The article shows the example of Mexico, which, after NAFTA, went from being a corn-exporting country to one dependent for 30 percent of its corn on imports from the U.S. However, now that U.S. corn production is increasingly used for fuel, there is less available for Mexico. It also mentions the case of Indonesia, which in 1992 produced enough soy to satisfy domestic consumption of the staples tofu and tempeh. After opening its doors to neoliberal policies, cheap soy from the U.S. inundated its market, bringing domestic production down. Sixty percent now is imported from the U.S. and prices have doubled.

Therefore, without the ability to produce their own food due to neoliberal prescriptions, combined with severe climate changes, poor countries are victims to the speculation of the food market and the diversion of food production to biofuel. While food consumption accounts for probably 10 to 20 percent of a person’s income in most developed countries, in the Third World it is 60 to 80 percent. And the products most affected by the current crisis are staples of poor people’s tables, like rice and corn.

No wonder masses have been rising up in Mexico, Indonesia, Yemen, the Philippines, Cambodia, Morocco, Senegal, Uzbekistan, Guinea, Mauritania, Egypt, Cameroon, Bangladesh, Burkina Faso, Ivory Coast, Peru, Bolivia and Haiti.

Haiti merits special attention, since it is one of the poorest nations on Earth where the genocidal greed of the transnational corporations is obscenely and patently clear. Eighty percent of the population lives under the poverty line and 54 percent in abject poverty. According to Servicio Paz y Justicia en América Latina, “Twenty years ago Haiti produced 95 percent of the rice that its people consumed; today it imports from the U.S. 80 percent of that product.” (www.serpajamericalatina.org).

The extreme hunger in Haiti has forced people to feed their children with “Pica” crackers made of mud, a poisonous remedy against hunger. In Cité-Soleil, the crackers are made with yellow mud from the country’s central plateau, mixed with salt and oil. It costs $5 to make 100 crackers, but even at that price, many Haitians cannot afford a cracker made of dirt! It might fill a child’s belly, but the mud also carries parasites and potentially deadly substances.

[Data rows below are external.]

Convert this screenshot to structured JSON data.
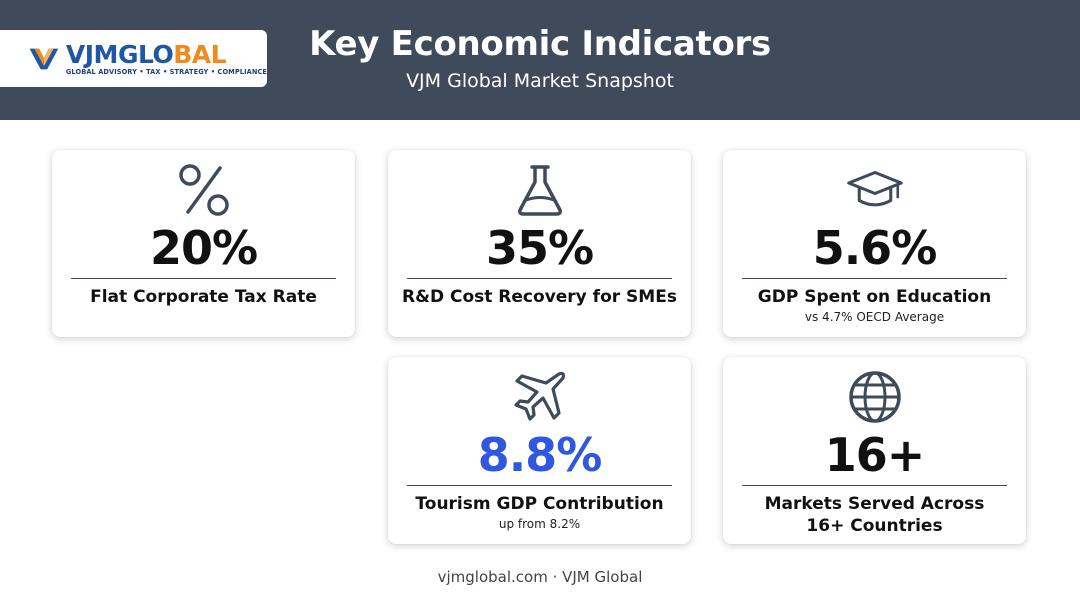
{
  "header": {
    "logo": {
      "wordmark_vjm": "VJM",
      "wordmark_glo": "GLO",
      "wordmark_bal": "BAL",
      "tagline": "GLOBAL ADVISORY • TAX • STRATEGY • COMPLIANCE"
    },
    "title": "Key Economic Indicators",
    "subtitle": "VJM Global Market Snapshot"
  },
  "cards": [
    {
      "icon": "percent-icon",
      "value": "20%",
      "label": "Flat Corporate Tax Rate",
      "note": ""
    },
    {
      "icon": "flask-icon",
      "value": "35%",
      "label": "R&D Cost Recovery for SMEs",
      "note": ""
    },
    {
      "icon": "graduation-cap-icon",
      "value": "5.6%",
      "label": "GDP Spent on Education",
      "note": "vs 4.7% OECD Average"
    },
    {
      "icon": "airplane-icon",
      "value": "8.8%",
      "label": "Tourism GDP Contribution",
      "note": "up from 8.2%"
    },
    {
      "icon": "globe-icon",
      "value": "16+",
      "label": "Markets Served Across 16+ Countries",
      "note": ""
    }
  ],
  "footer": {
    "text": "vjmglobal.com · VJM Global"
  },
  "colors": {
    "header_bg": "#3f4a5a",
    "accent_value": "#2f57e0",
    "logo_blue": "#1f57a8",
    "logo_orange": "#f08a1c",
    "icon_stroke": "#3f4a5a"
  }
}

Cuba and Venezuela have stepped up to help the Haitian people. Among other actions, Venezuela sent 600 tons of food on April 13 and 50 farm trucks. Cuba has been providing medical care to the most poor, who did not have access to doctors. For five years, 400 Cuban doctors have been working in Haiti; and 600 Haitian students study medicine in Cuba. According to Haitian President René Préval, for the Haitian people “after God, there are the Cuban doctors.”

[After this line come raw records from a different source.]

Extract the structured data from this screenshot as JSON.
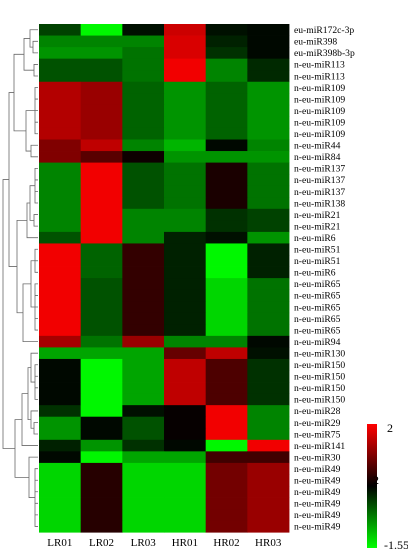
{
  "chart_data": {
    "type": "heatmap",
    "columns": [
      "LR01",
      "LR02",
      "LR03",
      "HR01",
      "HR02",
      "HR03"
    ],
    "rows": [
      "eu-miR172c-3p",
      "eu-miR398",
      "eu-miR398b-3p",
      "n-eu-miR113",
      "n-eu-miR113",
      "n-eu-miR109",
      "n-eu-miR109",
      "n-eu-miR109",
      "n-eu-miR109",
      "n-eu-miR109",
      "n-eu-miR44",
      "n-eu-miR84",
      "n-eu-miR137",
      "n-eu-miR137",
      "n-eu-miR137",
      "n-eu-miR138",
      "n-eu-miR21",
      "n-eu-miR21",
      "n-eu-miR6",
      "n-eu-miR51",
      "n-eu-miR51",
      "n-eu-miR6",
      "n-eu-miR65",
      "n-eu-miR65",
      "n-eu-miR65",
      "n-eu-miR65",
      "n-eu-miR65",
      "n-eu-miR94",
      "n-eu-miR130",
      "n-eu-miR150",
      "n-eu-miR150",
      "n-eu-miR150",
      "n-eu-miR150",
      "n-eu-miR28",
      "n-eu-miR29",
      "n-eu-miR75",
      "n-eu-miR141",
      "n-eu-miR30",
      "n-eu-miR49",
      "n-eu-miR49",
      "n-eu-miR49",
      "n-eu-miR49",
      "n-eu-miR49",
      "n-eu-miR49"
    ],
    "values": [
      [
        -0.4,
        -1.5,
        -0.1,
        1.6,
        -0.1,
        -0.05
      ],
      [
        -0.8,
        -0.8,
        -0.8,
        1.7,
        -0.2,
        -0.05
      ],
      [
        -0.9,
        -0.9,
        -0.7,
        1.7,
        -0.3,
        -0.05
      ],
      [
        -0.5,
        -0.5,
        -0.7,
        1.9,
        -0.8,
        -0.25
      ],
      [
        -0.5,
        -0.5,
        -0.7,
        1.9,
        -0.8,
        -0.25
      ],
      [
        1.4,
        1.2,
        -0.6,
        -0.9,
        -0.6,
        -0.9
      ],
      [
        1.4,
        1.2,
        -0.6,
        -0.9,
        -0.6,
        -0.9
      ],
      [
        1.4,
        1.2,
        -0.6,
        -0.9,
        -0.6,
        -0.9
      ],
      [
        1.4,
        1.2,
        -0.6,
        -0.9,
        -0.6,
        -0.9
      ],
      [
        1.4,
        1.2,
        -0.6,
        -0.9,
        -0.6,
        -0.9
      ],
      [
        1.0,
        1.5,
        -0.8,
        -1.1,
        -0.05,
        -0.8
      ],
      [
        1.0,
        0.7,
        0.1,
        -0.9,
        -0.9,
        -0.9
      ],
      [
        -0.8,
        1.9,
        -0.5,
        -0.7,
        0.2,
        -0.7
      ],
      [
        -0.8,
        1.9,
        -0.5,
        -0.7,
        0.2,
        -0.7
      ],
      [
        -0.8,
        1.9,
        -0.5,
        -0.7,
        0.2,
        -0.7
      ],
      [
        -0.8,
        1.9,
        -0.5,
        -0.7,
        0.2,
        -0.7
      ],
      [
        -0.8,
        1.9,
        -0.8,
        -0.8,
        -0.3,
        -0.4
      ],
      [
        -0.8,
        1.9,
        -0.8,
        -0.8,
        -0.3,
        -0.4
      ],
      [
        -0.5,
        1.9,
        -0.8,
        -0.2,
        -0.1,
        -0.9
      ],
      [
        1.9,
        -0.6,
        0.4,
        -0.2,
        -1.5,
        -0.2
      ],
      [
        1.9,
        -0.6,
        0.4,
        -0.2,
        -1.5,
        -0.2
      ],
      [
        1.9,
        -0.6,
        0.4,
        -0.2,
        -1.5,
        -0.2
      ],
      [
        1.9,
        -0.5,
        0.4,
        -0.2,
        -1.3,
        -0.7
      ],
      [
        1.9,
        -0.5,
        0.4,
        -0.2,
        -1.3,
        -0.7
      ],
      [
        1.9,
        -0.5,
        0.4,
        -0.2,
        -1.3,
        -0.7
      ],
      [
        1.9,
        -0.5,
        0.4,
        -0.2,
        -1.3,
        -0.7
      ],
      [
        1.9,
        -0.5,
        0.4,
        -0.2,
        -1.3,
        -0.7
      ],
      [
        1.3,
        -0.7,
        1.2,
        -0.8,
        -0.8,
        -0.05
      ],
      [
        -1.0,
        -1.0,
        -1.0,
        0.8,
        1.5,
        -0.1
      ],
      [
        -0.05,
        -1.5,
        -1.0,
        1.5,
        0.6,
        -0.3
      ],
      [
        -0.05,
        -1.5,
        -1.0,
        1.5,
        0.6,
        -0.3
      ],
      [
        -0.05,
        -1.5,
        -1.0,
        1.5,
        0.6,
        -0.3
      ],
      [
        -0.05,
        -1.5,
        -1.0,
        1.5,
        0.6,
        -0.3
      ],
      [
        -0.3,
        -1.5,
        -0.1,
        0.05,
        1.9,
        -0.8
      ],
      [
        -0.9,
        -0.05,
        -0.5,
        0.05,
        1.9,
        -0.8
      ],
      [
        -0.9,
        -0.05,
        -0.5,
        0.05,
        1.9,
        -0.8
      ],
      [
        -0.2,
        -0.9,
        -0.3,
        -0.05,
        -1.5,
        1.9
      ],
      [
        -0.05,
        -1.5,
        -1.0,
        -1.0,
        0.5,
        0.5
      ],
      [
        -1.3,
        0.3,
        -1.3,
        -1.3,
        0.9,
        1.2
      ],
      [
        -1.3,
        0.3,
        -1.3,
        -1.3,
        0.9,
        1.2
      ],
      [
        -1.3,
        0.3,
        -1.3,
        -1.3,
        0.9,
        1.2
      ],
      [
        -1.3,
        0.3,
        -1.3,
        -1.3,
        0.9,
        1.2
      ],
      [
        -1.3,
        0.3,
        -1.3,
        -1.3,
        0.9,
        1.2
      ],
      [
        -1.3,
        0.3,
        -1.3,
        -1.3,
        0.9,
        1.2
      ]
    ],
    "color_scale": {
      "min": -1.55,
      "max": 2,
      "low_color": "#00ff00",
      "mid_color": "#000000",
      "high_color": "#ff0000",
      "tick_labels": [
        "2",
        "2",
        "-1.55"
      ]
    },
    "row_dendrogram": "left"
  }
}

People starve while food corporations thrive

In an April 14 press release, U.S. food giant Cargill reported “net earnings of $1.03 billion in the 2008 third quarter ended Feb. 29, up 86 percent from $553 million in the same period a year ago. Earnings in the first nine months totaled $2.9 billion, a 69 percent increase from $1.71 billion a year ago.” (www.cargill.com)

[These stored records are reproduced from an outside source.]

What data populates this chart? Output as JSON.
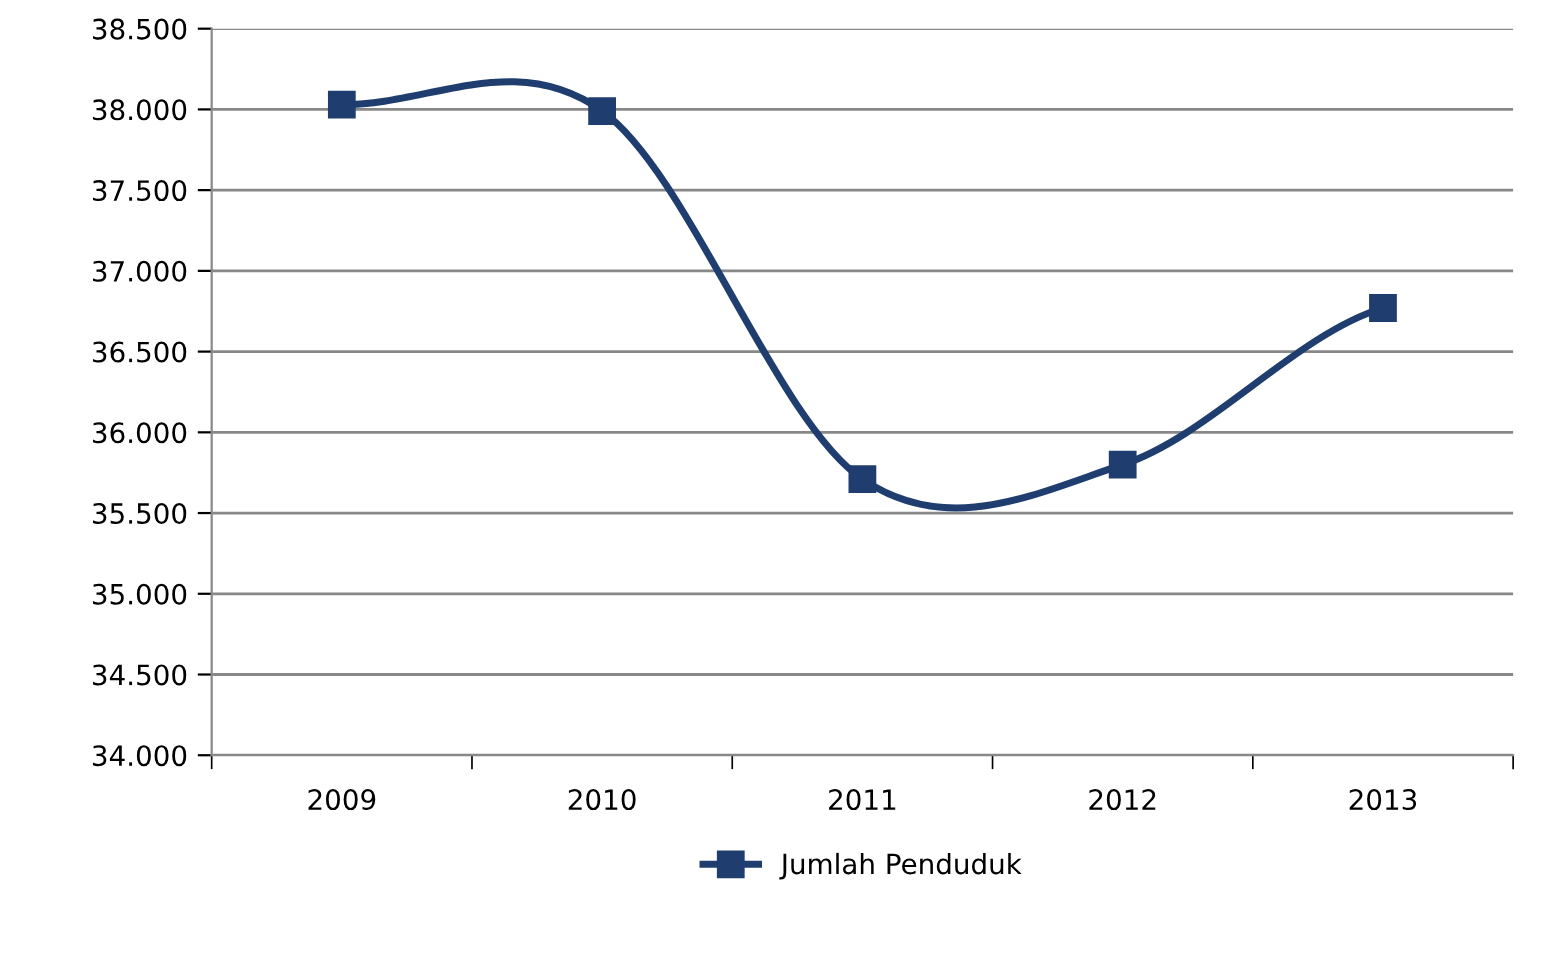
{
  "chart_data": {
    "type": "line",
    "categories": [
      "2009",
      "2010",
      "2011",
      "2012",
      "2013"
    ],
    "series": [
      {
        "name": "Jumlah Penduduk",
        "color": "#1f3d6e",
        "values": [
          38030,
          37990,
          35710,
          35800,
          36770
        ]
      }
    ],
    "ylim": [
      34000,
      38500
    ],
    "yticks": [
      {
        "value": 34000,
        "label": "34.000"
      },
      {
        "value": 34500,
        "label": "34.500"
      },
      {
        "value": 35000,
        "label": "35.000"
      },
      {
        "value": 35500,
        "label": "35.500"
      },
      {
        "value": 36000,
        "label": "36.000"
      },
      {
        "value": 36500,
        "label": "36.500"
      },
      {
        "value": 37000,
        "label": "37.000"
      },
      {
        "value": 37500,
        "label": "37.500"
      },
      {
        "value": 38000,
        "label": "38.000"
      },
      {
        "value": 38500,
        "label": "38.500"
      }
    ],
    "grid": "y",
    "legend": "bottom",
    "marker": "square",
    "line_style": "solid"
  }
}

The release continues: “‘Cargill posted a third consecutive strong quarter in a year in which the dimensions of change in global agriculture are striking,’ said Greg Page, Cargill chairman and chief executive officer. ‘Demand for food in developing economies and for energy worldwide is boosting demand for agricultural goods, at the same time that investment monies have streamed into commodity markets. Relative to demand, world grain stocks today are at their lowest levels in 35 years. Prices are setting new highs and markets are extraordinarily volatile.’”

Monsanto, another U.S. company, also reported huge profits. In a newswire on May 6, the company stated: “As a technology company in agriculture, we have a unique opportunity because our technology creates value for our farmer customers regardless of which crop they grow, where they ultimately sell their grain, or at what price that grain is sold on the commodity markets. ... Monsanto’s strong earnings growth continues to be reflected in dividend payouts. Monsanto has increased its dividend six times—an increase of 200 percent—since 2001.” (www.monsanto.com)

Monsanto is the main culprit behind the genetically engineered seeds that have inundated and destroyed agriculture in Third World countries, making them dependent on Monsanto’s seeds and products.